At a pulloff high up one of the peaks, we stopped and I found this sculpture depicting the Nez Perce. Chief Joseph's band of non-treaty Nez Perce fought in Washington, Oregon, Wyoming, Montana, and Idaho to avoid being put on a reservation. Of course, they lost the war ultimately, and in northern Montana, Chief Joseph uttered his famous words: "...I am tired; my heart is sick and sad. From where the sun now stands, I will fight no more forever." Then he surrendered his people to a reservation in Idaho. 


Here's a photo taken at this turnout. Below (right side) is the road we had just traveled to get to this lookout.


Further down the mountain, as the terrain began to level out, we saw this butte in the distance. We later discovered it was two different buttes, not one as they appeared here.
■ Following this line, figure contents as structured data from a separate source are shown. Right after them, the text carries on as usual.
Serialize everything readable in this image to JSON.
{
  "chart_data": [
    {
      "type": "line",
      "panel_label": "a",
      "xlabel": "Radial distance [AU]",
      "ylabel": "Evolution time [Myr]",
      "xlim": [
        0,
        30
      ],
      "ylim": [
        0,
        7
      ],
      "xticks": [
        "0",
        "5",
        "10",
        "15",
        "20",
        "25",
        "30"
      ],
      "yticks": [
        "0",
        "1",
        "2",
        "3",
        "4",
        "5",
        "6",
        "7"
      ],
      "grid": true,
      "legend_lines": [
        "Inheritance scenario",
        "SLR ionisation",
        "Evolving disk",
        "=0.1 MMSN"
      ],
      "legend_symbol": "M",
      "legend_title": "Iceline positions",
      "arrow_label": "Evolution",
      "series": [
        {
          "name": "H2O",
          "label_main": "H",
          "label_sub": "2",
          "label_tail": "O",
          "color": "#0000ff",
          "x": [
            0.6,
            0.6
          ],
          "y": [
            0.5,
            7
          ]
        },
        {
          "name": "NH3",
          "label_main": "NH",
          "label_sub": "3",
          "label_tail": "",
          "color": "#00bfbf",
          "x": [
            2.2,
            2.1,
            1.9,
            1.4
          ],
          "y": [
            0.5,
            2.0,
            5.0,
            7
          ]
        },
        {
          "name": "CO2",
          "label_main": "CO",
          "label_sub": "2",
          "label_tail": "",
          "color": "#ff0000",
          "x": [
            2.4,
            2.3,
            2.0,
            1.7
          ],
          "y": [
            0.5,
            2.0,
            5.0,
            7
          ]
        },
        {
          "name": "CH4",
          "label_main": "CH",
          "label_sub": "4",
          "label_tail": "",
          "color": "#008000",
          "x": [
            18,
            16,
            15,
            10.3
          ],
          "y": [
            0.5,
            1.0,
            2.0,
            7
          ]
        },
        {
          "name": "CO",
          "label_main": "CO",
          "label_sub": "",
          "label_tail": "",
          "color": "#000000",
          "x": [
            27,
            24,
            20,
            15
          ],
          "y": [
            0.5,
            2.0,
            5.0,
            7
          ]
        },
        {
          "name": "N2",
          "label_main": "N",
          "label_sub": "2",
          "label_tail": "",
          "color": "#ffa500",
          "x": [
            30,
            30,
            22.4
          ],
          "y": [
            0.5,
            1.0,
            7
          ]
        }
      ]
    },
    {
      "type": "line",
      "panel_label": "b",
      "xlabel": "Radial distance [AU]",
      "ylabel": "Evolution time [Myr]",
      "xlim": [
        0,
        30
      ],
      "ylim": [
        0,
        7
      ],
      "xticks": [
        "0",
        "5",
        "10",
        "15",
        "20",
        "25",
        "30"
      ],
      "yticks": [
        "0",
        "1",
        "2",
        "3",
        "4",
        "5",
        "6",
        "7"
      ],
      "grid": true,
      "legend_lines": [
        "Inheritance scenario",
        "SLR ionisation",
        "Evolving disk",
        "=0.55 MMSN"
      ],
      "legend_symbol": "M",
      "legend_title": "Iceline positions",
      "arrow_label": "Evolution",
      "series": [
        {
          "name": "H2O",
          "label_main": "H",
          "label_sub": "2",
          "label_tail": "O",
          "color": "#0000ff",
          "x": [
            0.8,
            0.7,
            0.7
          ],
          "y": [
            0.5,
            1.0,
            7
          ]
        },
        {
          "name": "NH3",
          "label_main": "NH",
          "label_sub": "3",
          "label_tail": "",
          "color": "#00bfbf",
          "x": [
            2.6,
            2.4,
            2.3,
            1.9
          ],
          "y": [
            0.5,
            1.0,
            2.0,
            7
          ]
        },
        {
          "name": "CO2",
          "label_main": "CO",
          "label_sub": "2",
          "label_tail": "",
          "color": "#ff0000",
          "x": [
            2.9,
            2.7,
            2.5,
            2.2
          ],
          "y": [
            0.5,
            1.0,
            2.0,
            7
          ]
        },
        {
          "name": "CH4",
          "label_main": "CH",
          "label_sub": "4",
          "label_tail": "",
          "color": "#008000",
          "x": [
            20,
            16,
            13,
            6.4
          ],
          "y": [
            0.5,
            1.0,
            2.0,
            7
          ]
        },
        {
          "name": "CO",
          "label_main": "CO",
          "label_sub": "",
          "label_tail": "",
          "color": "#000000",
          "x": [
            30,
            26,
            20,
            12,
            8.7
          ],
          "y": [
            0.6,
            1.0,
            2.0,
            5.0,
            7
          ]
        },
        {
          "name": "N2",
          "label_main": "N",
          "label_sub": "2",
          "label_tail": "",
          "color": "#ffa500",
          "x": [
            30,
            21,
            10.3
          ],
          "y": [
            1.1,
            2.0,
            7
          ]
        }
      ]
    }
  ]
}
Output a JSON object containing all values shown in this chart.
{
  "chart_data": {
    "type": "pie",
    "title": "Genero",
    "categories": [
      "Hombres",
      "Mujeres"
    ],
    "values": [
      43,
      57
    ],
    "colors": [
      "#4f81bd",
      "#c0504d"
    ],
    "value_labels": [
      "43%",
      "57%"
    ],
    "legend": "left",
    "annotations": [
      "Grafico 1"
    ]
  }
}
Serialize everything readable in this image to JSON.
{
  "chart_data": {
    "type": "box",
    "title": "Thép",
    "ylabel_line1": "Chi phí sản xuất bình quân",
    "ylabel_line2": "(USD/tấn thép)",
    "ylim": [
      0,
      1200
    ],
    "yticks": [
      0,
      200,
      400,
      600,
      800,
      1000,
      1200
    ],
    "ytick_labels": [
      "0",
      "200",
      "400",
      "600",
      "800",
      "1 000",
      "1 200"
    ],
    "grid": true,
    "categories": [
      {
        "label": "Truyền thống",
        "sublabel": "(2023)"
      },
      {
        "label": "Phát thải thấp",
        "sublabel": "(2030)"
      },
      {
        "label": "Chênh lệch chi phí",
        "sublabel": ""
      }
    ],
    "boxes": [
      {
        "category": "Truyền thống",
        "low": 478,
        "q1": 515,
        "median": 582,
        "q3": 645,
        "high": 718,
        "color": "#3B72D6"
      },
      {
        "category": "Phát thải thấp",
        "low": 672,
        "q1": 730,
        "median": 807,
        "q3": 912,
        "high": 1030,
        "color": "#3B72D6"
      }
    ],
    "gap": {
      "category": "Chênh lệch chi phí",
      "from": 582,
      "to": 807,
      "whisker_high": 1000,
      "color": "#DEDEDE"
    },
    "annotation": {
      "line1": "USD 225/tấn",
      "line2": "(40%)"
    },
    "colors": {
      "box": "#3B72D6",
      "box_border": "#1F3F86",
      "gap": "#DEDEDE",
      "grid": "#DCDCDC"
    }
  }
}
These red rocks were interesting. We could see snowcapped mountains off in the distance. These may have been the Bighorn Mountains.


Here you can see the two separate buttes.



We drove through a lot of open range areas where cows and horses roamed free, but someone did some serious fencing along this road (northern Wyoming, before getting back into Montana, I believe).


These ranches looked more like the desert to me. Not much rainfall here.


We crossed into Montana and outside Belfry there was a beautiful valley with farmland.


We got a kick out of the school sign.


On a much more somber note, before leaving Montana for the last time, I wanted to photograph one of the white crosses placed by the American Legion of Montana to indicate where roadside fatalities had occurred. For reference, here's the sign I took a photo of as we were entering Montana on the Beartooth Scenic Byway Friday night.


I had noticed the uniform markers from a week earlier when we first entered Montana. This marker was placed not far from the Wyoming border north of Frannie (Wyo.), as we left Montana for the last time (on this trip, at least). A loved one had place on it an autumn wreath.